A new set of highway signs have appeared in New York, reminding those in the city about the issues that will arise from climate change.
New Yorkers are getting a very visible reminder of the perils of climate change, as a series of flashing highway signs spelling out warnings have been placed throughout the city.
The Climate Museum teamed up with a number of partners, including the New York City mayor’s office, to place the signs around the city as part of artist Justin Brice Guariglia’s Climate Signals project. Ten large solar-powered signs, that display messages such as “Climate denial kills” and “Climate change at work,” now dot locations in each of New York City’s five boroughs, including areas that are particularly vulnerable to rising sea levels.
Signs in neighborhoods with diverse populations also feature messages in languages commonly spoken in that area.
Sign locations include Flushing Meadows Corona Park in Queens, Sunset Park in Brooklyn and Yankee Pier on Governors Island. The installation will be in New York until November 6.
New York is a city surrounded by water, making it more vulnerable to the effects of climate change. A 2017 study by a group of climate scientists revealed that New Yorkers can expect increased flooding in the next couple of decades. In the past, floods of nearly 7.5ft (2.3m) happened only a couple of times per millennium. Today, the same sized floods are projected to occur every 25 years.

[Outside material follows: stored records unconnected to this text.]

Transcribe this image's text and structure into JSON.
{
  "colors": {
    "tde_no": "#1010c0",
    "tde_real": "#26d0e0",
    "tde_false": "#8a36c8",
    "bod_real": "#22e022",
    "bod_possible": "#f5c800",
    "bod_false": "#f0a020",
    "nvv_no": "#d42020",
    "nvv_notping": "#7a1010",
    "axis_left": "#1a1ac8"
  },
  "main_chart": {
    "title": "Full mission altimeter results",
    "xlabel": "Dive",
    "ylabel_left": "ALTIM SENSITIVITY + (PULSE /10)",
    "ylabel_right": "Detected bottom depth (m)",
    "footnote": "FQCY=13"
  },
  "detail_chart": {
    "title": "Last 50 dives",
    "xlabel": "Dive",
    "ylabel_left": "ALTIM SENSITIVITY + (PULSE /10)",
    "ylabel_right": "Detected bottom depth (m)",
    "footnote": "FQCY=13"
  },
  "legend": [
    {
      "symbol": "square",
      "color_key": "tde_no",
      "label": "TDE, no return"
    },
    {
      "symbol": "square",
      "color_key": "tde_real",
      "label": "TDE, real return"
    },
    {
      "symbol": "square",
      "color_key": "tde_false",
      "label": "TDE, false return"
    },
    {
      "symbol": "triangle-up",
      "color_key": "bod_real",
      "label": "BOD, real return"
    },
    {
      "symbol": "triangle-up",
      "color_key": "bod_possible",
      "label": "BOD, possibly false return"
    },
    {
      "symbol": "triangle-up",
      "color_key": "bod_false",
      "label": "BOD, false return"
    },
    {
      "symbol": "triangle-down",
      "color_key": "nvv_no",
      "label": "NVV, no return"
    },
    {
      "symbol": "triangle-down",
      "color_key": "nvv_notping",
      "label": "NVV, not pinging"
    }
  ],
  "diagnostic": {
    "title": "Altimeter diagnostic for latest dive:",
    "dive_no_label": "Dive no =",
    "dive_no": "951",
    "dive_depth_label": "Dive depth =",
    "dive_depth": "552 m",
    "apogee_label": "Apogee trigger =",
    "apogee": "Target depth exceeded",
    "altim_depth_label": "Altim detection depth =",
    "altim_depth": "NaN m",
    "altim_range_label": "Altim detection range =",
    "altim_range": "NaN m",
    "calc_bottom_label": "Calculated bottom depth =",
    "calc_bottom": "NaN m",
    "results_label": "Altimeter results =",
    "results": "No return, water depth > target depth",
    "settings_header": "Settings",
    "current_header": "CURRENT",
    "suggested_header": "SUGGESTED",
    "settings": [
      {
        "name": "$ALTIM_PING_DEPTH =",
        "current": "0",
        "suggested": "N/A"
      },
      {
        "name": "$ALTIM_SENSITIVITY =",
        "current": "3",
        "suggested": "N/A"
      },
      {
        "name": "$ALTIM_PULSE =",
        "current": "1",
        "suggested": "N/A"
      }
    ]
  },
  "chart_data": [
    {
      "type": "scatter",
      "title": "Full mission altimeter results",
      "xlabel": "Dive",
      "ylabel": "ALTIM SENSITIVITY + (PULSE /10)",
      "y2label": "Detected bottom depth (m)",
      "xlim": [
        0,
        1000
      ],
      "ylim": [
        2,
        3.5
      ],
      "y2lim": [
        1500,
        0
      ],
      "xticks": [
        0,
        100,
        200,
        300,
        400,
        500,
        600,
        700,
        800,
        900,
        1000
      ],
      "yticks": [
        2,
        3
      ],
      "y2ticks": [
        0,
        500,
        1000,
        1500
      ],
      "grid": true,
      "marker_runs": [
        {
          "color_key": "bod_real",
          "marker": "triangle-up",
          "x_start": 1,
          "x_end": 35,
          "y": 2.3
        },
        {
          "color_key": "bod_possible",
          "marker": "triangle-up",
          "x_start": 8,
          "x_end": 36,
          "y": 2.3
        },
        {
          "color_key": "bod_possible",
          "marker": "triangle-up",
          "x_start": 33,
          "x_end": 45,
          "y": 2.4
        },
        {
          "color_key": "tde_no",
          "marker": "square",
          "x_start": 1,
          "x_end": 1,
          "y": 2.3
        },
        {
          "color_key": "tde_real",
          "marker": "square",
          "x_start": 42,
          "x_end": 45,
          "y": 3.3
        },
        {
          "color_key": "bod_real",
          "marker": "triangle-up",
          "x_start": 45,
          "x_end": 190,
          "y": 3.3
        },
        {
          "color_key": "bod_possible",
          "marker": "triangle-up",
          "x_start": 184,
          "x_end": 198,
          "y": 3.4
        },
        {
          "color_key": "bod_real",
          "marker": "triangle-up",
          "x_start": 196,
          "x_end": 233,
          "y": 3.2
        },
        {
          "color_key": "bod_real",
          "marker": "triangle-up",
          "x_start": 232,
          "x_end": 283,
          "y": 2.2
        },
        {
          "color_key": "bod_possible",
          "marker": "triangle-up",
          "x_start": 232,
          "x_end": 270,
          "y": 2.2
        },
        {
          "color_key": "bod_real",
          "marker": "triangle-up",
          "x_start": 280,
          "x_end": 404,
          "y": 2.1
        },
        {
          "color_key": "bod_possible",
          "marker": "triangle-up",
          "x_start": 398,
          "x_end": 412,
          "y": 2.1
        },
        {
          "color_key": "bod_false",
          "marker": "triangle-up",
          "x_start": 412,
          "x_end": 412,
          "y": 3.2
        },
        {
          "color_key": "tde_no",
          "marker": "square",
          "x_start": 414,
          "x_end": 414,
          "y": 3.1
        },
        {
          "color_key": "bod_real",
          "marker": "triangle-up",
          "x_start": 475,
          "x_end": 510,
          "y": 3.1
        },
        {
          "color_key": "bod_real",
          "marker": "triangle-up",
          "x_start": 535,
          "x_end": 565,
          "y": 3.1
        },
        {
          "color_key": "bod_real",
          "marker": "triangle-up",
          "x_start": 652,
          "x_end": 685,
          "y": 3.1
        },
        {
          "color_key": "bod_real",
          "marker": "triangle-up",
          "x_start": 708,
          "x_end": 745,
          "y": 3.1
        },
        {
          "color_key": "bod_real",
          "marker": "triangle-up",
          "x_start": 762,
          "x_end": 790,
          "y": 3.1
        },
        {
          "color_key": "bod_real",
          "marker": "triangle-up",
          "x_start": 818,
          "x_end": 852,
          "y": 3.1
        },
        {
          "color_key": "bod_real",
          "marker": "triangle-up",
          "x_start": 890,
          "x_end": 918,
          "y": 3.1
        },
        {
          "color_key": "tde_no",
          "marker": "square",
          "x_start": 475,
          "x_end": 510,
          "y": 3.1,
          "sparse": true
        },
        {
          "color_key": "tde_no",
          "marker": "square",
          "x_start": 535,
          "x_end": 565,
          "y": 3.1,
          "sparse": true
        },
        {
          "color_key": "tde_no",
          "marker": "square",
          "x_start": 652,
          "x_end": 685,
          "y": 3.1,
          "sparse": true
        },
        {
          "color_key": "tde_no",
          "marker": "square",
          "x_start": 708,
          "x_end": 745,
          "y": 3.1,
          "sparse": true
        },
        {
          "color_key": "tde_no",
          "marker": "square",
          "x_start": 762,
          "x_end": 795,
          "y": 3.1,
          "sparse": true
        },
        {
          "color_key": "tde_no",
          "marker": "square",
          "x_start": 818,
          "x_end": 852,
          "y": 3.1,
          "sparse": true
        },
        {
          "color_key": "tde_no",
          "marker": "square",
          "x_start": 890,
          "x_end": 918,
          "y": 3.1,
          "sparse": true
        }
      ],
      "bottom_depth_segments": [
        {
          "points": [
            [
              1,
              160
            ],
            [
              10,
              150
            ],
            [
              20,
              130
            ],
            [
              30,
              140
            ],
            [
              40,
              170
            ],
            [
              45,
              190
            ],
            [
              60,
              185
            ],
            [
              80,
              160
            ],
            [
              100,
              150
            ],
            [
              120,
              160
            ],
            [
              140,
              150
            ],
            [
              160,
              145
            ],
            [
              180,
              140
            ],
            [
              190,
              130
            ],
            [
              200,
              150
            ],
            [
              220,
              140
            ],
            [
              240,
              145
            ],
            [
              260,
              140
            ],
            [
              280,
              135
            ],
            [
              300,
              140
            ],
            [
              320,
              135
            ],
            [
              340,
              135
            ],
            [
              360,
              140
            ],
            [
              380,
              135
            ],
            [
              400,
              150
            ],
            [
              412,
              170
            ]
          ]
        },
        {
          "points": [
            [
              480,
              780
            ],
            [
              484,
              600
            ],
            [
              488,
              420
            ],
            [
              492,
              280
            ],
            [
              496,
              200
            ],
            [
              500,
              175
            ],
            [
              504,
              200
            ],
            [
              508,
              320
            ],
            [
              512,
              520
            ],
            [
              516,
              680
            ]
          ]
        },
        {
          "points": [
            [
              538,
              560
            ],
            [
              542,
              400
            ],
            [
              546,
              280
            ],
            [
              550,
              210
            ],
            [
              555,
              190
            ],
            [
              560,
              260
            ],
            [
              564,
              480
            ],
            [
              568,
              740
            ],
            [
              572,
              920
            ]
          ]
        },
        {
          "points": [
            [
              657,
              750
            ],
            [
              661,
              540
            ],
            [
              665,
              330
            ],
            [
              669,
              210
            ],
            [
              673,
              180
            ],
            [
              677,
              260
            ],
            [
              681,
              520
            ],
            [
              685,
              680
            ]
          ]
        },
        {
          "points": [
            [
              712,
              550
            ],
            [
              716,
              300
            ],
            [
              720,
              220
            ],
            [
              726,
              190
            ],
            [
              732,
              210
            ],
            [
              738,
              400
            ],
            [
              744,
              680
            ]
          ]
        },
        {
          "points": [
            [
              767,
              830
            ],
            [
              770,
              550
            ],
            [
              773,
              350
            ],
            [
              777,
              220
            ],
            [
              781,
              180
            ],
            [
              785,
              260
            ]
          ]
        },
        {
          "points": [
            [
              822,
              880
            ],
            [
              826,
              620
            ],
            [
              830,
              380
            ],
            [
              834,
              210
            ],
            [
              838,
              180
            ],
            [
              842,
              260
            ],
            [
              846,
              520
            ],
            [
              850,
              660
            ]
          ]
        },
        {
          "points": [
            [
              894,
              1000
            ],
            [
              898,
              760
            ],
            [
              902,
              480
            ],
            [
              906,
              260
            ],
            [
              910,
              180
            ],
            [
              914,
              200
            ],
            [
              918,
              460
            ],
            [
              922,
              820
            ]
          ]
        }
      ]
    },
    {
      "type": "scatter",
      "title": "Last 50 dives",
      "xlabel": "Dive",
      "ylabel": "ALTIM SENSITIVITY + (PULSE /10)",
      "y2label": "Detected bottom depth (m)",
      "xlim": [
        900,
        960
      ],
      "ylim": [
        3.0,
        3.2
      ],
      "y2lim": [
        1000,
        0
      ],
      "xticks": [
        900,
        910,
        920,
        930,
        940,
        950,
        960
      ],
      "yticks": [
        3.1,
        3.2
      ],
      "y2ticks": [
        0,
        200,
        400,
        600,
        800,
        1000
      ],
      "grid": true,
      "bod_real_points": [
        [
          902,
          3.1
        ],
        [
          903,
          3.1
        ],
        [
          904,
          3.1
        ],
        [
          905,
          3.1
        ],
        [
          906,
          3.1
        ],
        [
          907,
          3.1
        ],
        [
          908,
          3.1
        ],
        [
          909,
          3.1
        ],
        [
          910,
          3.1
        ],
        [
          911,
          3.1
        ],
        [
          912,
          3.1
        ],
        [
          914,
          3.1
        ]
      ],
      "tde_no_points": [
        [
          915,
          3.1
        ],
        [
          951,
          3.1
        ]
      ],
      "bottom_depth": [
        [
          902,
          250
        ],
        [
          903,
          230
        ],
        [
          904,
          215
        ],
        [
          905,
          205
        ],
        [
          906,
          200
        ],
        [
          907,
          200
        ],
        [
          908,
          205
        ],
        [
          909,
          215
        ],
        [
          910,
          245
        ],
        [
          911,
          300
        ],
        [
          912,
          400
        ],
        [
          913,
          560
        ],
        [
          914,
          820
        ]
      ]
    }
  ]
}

By 2030, these floods will come every five years.
New York’s most recent major flooding was during Superstorm Sandy in 2012, which brought 10-11ft (3m) floods to large parts of Manhattan, Brooklyn and Staten Island, killing 43 people.
If New Yorkers want to avoid this type of disaster becoming a regular occurrence, they’d best heed the signs, both figuratively and in the case of Climate Signals, quite literally.